Some states also allow punitive damages in cases involving extreme or intentional misconduct, though these are relatively rare in standard MVA claims.
One of the most consequential variables is how your state handles comparative or contributory fault.
No-fault states operate differently still. In those jurisdictions, injured drivers first turn to their own Personal Injury Protection (PIP) coverage, regardless of who caused the crash. Stepping outside that system to pursue the at-fault driver typically requires meeting a defined injury threshold — either a monetary amount in medical bills or a specific category of serious injury.
Where you live determines which of these systems applies to you.
Even a well-documented claim with serious injuries can be constrained by policy limits. If the at-fault driver carries only a state minimum liability policy — which in some states is as low as $15,000 per person — that cap may be the practical ceiling on recovery, regardless of actual damages.
Underinsured motorist (UIM) coverage exists precisely for this situation. If you carry it and the at-fault driver's policy isn't enough to cover your damages, your own UIM coverage may provide additional compensation — up to its own limits.
MedPay and PIP can cover immediate medical costs regardless of fault, which matters especially in the early stages of a claim when bills are accumulating and liability hasn't been resolved.
Personal injury attorneys who handle MVA claims almost universally work on contingency, meaning they collect a percentage of the settlement rather than charging by the hour. That fee is commonly in the range of 25% to 40%, though it varies by firm, case complexity, and whether the case settles before or after litigation begins.

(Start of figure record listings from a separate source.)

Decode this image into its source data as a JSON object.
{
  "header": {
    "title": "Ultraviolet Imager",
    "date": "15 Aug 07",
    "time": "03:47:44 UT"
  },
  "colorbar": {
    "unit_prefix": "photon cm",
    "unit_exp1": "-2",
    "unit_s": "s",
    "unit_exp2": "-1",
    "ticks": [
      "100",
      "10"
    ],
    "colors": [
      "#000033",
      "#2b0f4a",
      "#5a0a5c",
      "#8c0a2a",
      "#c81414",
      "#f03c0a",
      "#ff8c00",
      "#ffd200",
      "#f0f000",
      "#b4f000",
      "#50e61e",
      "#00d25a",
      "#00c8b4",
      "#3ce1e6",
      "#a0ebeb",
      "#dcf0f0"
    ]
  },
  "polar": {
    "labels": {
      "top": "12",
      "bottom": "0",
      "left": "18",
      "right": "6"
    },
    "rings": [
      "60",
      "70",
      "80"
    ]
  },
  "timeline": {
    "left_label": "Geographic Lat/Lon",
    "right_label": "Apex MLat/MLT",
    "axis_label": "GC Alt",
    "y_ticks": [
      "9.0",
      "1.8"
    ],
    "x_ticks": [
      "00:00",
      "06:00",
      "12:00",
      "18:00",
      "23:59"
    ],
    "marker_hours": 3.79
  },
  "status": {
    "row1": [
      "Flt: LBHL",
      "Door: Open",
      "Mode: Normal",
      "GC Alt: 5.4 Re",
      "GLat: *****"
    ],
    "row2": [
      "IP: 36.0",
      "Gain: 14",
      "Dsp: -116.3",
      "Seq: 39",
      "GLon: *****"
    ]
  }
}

Attorneys typically handle demand letters, negotiations with adjusters, gathering and organizing medical records, and — if needed — filing suit. Studies and industry observations have consistently noted that represented claimants tend to receive larger gross settlements on average, though the net amount after attorney fees depends on the individual case.
There's no standard timeline. Simple claims with clear liability and limited injuries may resolve in weeks. Complex cases — disputed fault, serious injuries requiring extended treatment, litigation — can take years.
Most practitioners advise against settling before maximum medical improvement (MMI) is reached, because a signed release typically waives the right to seek additional compensation if symptoms worsen or new complications emerge.
Statutes of limitations — the legal deadlines for filing suit — vary by state and sometimes by the type of defendant (government entities often have shorter notice requirements). Missing a deadline generally means losing the right to pursue the claim entirely.
Settlement values, fault determinations, coverage availability, and legal deadlines all depend on where the accident happened, what policies were in force, how injuries were documented, and how liability is ultimately assessed. General frameworks explain how these systems work — but they can't tell you what a specific claim is worth.
That answer lives in the details of your state, your coverage, and the specific facts of what happened.